In Ungheria si consolida la deriva reazionaria, viene sconfitta l’opzione europeista, mentre continua a mancare una presenza politica del movimento dei lavoratori.
Viktor Orbán ha stravinto in Ungheria le elezioni legislative. Per la quarta volta consecutiva il leader magiaro guiderà una compagine governativa decisamente spostata a destra. Il suo partito Fidesz, conquista la maggioranza dei due terzi del parlamento che gli permetterà di modificare la carta costituzionale. Com’è già avvenuto nel recente passato, tale prerogativa gli consentirà di plasmare ulteriormente l’architettura istituzionale del paese. A Budapest sembra non avere più argini il nazionalismo populista con tinte xenofobe e discriminatorie che da tempo imperversa nel paese danubiano. I sondaggi della vigilia che prevedevano un testa a testa con la coalizione avversa sono stati clamorosamente smentiti. Molti commentatori consideravano che un evento imprevisto della politica internazionale, come la guerra in Ucraina, avrebbe potuto mettere in pericolo la rielezione dell’autocrate di Budapest. Non è andata così. Anzi, non solo il blocco sociale raccolto intorno alle politiche nazional-conservatrici di Orbán ha tenuto, ma l’Unione civica ungherese, superando per voti e seggi i risultati delle elezioni precedenti, ha dimostrato di saper esprimere una capacità espansiva del proprio profilo politico. Fidesz si è confermato un “catch all party”, un partito pigliatutto, tendenzialmente maggioritario, ormai ben radicato nelle più diverse categorie sociali e nelle più distanti regioni del paese. Infatti, non solo conquista una nuova porzione di elettorato, ma migliora sensibilmente il proprio score proprio nei luoghi –come la capitale- dove si concentra il voto dell’opposizione. In parte, questo risultato è anche il frutto del sistema autoritario edificato da Orbán in dodici anni di potere.

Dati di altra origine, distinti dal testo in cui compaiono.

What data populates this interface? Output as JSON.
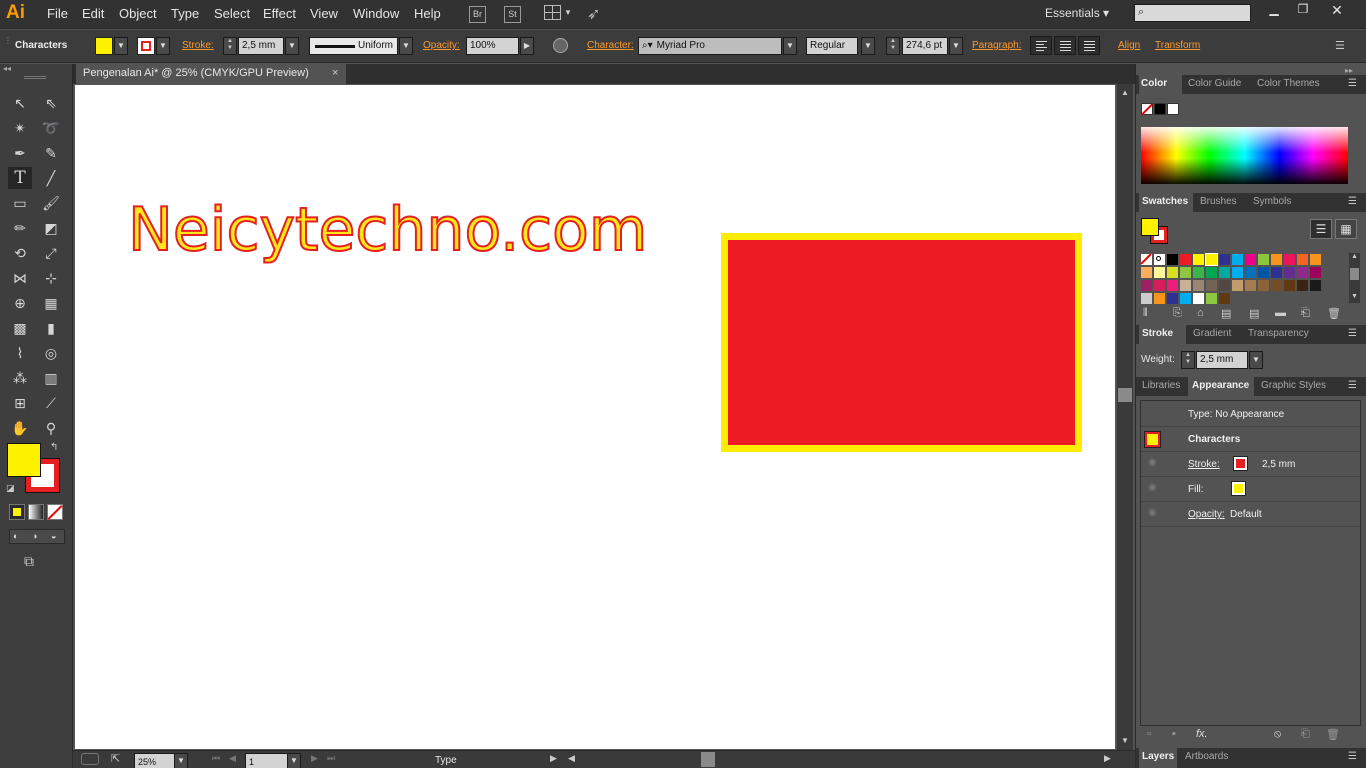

La legge elettorale, concepita con collegi ridisegnati in modo di favorire il partito di governo, e la concentrazione nelle mani degli uomini del premier dei mezzi di comunicazione, ha sicuramente avuto un impatto, ma la vittoria a mani basse dei nazional conservatori non può essere spiegata solo con il modo in cui funziona il sistema di potere ungherese.

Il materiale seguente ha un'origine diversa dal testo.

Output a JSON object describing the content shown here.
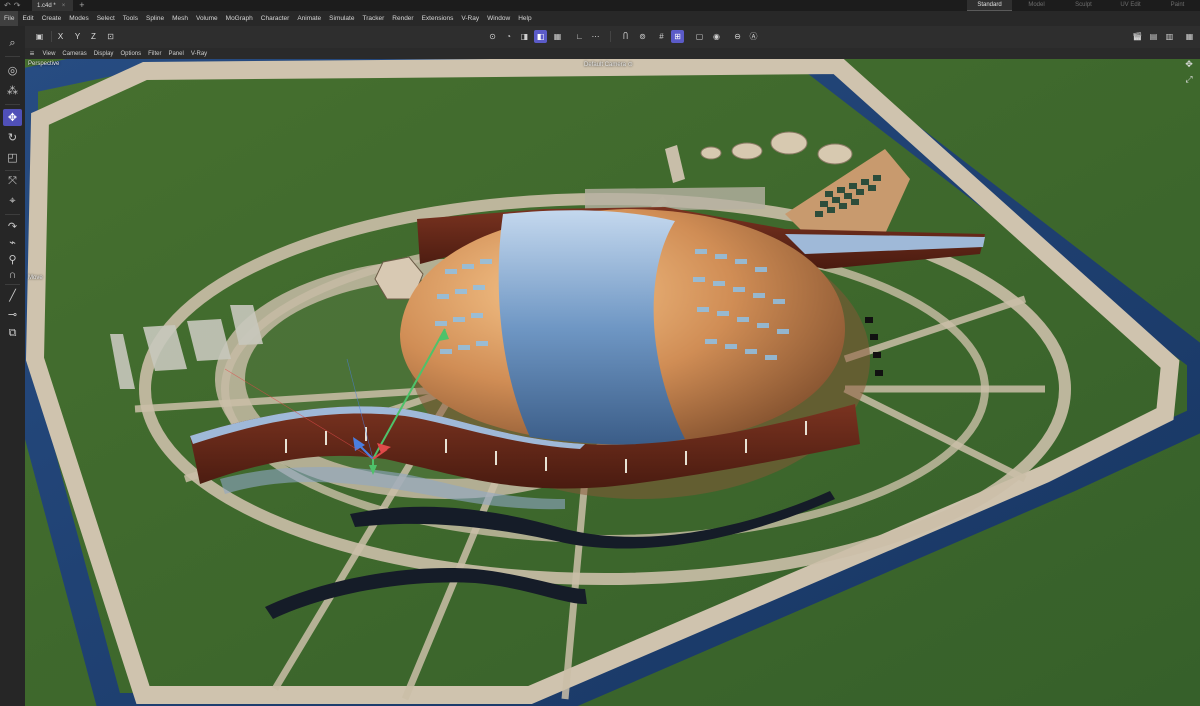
{
  "titlebar": {
    "back_icon": "undo-arrow-icon",
    "forward_icon": "redo-arrow-icon",
    "document_tab": "1.c4d *",
    "close_glyph": "×",
    "new_tab_glyph": "+",
    "layouts": [
      {
        "label": "Standard",
        "active": true
      },
      {
        "label": "Model",
        "active": false
      },
      {
        "label": "Sculpt",
        "active": false
      },
      {
        "label": "UV Edit",
        "active": false
      },
      {
        "label": "Paint",
        "active": false
      }
    ]
  },
  "menu": [
    "File",
    "Edit",
    "Create",
    "Modes",
    "Select",
    "Tools",
    "Spline",
    "Mesh",
    "Volume",
    "MoGraph",
    "Character",
    "Animate",
    "Simulate",
    "Tracker",
    "Render",
    "Extensions",
    "V-Ray",
    "Window",
    "Help"
  ],
  "toolbar": {
    "axis_x": "X",
    "axis_y": "Y",
    "axis_z": "Z"
  },
  "viewport_menu": [
    "View",
    "Cameras",
    "Display",
    "Options",
    "Filter",
    "Panel",
    "V-Ray"
  ],
  "viewport": {
    "view_name": "Perspective",
    "camera_label": "Default Camera",
    "camera_icon": "⊙",
    "tool_hint": "Move"
  },
  "colors": {
    "accent": "#5b5bc8",
    "grass": "#3d6a2b",
    "water": "#1f3f6e",
    "paving": "#c9bfae",
    "dome_gold": "#d4915a",
    "dome_glass": "#8fb4d6",
    "wall_wood": "#6b2a18"
  }
}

La riconferma di Orbán si inserisce in quel processo di ripresa delle ideologie e delle politiche nazionaliste in corso da almeno un decennio; un fenomeno che attraversa ormai gran parte del pianeta, e che in questa porzione dell’Europa centrale mantiene tutt’ora una rilevanza particolare. In questa parte del vecchio continente si sono saldati alcuni tratti comuni, il più appariscente dei quali è l’aperta ostilità nei confronti dei migranti. A questo aspetto si può aggiungere la difesa dell’interesse nazionale, che assecondando lo schema di una presunta contrapposizione tra le “oligarchie” e il “popolo”, alimenta una narrativa che produce un’onda non solo politica ma anche culturale. Un nazionalismo, quello di Orbán, che sul piano economico si è dimostrato maestro nel tenere a bada i conflitti interni, garantire la pace sociale e i profitti degli investitori esteri.
La pesante sconfitta degli oppositori euroatlantici.

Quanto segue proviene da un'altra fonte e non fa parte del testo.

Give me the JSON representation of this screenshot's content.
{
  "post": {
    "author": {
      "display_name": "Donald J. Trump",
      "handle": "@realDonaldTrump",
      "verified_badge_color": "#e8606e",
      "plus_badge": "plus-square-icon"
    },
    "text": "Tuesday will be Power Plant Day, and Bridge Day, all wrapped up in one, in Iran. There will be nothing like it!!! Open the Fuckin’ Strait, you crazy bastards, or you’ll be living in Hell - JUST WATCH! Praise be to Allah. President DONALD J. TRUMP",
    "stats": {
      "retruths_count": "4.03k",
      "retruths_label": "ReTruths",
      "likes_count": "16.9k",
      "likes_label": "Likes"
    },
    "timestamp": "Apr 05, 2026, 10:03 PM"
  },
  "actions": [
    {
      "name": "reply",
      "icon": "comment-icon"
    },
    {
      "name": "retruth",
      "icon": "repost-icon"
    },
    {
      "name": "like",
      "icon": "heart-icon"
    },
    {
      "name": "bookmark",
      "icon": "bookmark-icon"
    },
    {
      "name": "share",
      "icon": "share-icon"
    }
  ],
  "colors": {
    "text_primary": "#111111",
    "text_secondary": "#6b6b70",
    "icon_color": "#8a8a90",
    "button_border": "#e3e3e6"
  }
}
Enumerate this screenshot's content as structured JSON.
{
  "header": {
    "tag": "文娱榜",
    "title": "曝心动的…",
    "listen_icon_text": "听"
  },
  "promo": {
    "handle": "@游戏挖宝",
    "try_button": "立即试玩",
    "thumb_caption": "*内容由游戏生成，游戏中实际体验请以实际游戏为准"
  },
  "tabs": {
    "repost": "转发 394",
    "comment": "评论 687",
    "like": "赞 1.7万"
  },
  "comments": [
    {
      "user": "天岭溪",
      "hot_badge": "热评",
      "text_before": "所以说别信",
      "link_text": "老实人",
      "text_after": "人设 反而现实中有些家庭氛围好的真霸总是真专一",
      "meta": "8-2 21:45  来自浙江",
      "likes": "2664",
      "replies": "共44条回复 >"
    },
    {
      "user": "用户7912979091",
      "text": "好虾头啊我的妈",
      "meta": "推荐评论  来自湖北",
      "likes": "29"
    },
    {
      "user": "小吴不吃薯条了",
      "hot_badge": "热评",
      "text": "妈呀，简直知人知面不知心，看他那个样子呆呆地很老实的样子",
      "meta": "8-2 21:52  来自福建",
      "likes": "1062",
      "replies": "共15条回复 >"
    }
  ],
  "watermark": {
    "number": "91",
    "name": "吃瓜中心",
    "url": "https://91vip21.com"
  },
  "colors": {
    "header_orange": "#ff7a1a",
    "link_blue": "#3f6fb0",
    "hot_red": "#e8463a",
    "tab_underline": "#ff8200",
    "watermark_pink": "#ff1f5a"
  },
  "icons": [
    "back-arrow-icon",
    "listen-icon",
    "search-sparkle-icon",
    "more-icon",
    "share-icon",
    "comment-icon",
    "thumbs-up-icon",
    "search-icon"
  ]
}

Chi ha tentato di competere sul piano elettorale con Orbán è stato letteralmente asfaltato. La multicolore coalizione guidata da Péter Márki-Zay che teneva insieme un arco di forze che andava da Jobbik (una formazione di estrema destra che solo negli ultimi anni ha annacquato la sua impostazione fascistoide) ai socialisti, dai verdi ai liberali, ai centristi è uscita dalle urne con le ossa rotte. Infatti, quasi venti punti percentuali separano Fidesz da Uniti per l’Ungheria, la coalizione che per la prima volta ha raggruppato i i principali partiti d’opposizione. Non è bastata la figura di Péter Márki-Zay, un conservatore cattolico antiabortista, a disarcionare il premier uscente. L’aspirante primo ministro ha persino perso nel suo collegio, un centro rurale ai confini con la Romania, dove nel 2018 era stato eletto come sindaco. Tanto meno è risultato convincente il programma proposto: l’adesione alla NATO e l’indirizzo fortemente europeista e atlantico, volto a ripristinare uno stato di diritto più consono agli standard di Bruxelles non è riuscito a mobilitare l’insieme degli starti popolari della società. Anche quando il tema della guerra si è imposto all’attenzione generale, e il rapporto con Putin è diventato il cuore del confronto elettorale, Orbán è riuscito a volgere a proprio favore la situazione. Prima con un operazione di equilibrismo politico, non ponendo il veto alle sanzioni contro Mosca, ma opponendosi all’invio di armi agli ucraini; e poi rilanciando con forza il messaggio: “se Márki-Zay vince, l’Ungheria sarà coinvolta nel conflitto bellico! I prezzi del gas saliranno! Io voglio pace e sicurezza economica”. Insomma, Orbán si è presentato come il difensore dell’interesse economico e della sicurezza del paese, come colui che tenendo fuori l’Ungheria dal conflitto, avrebbe consentito di aumentare, a prezzi di favore, le importazioni di gas dalla Russia.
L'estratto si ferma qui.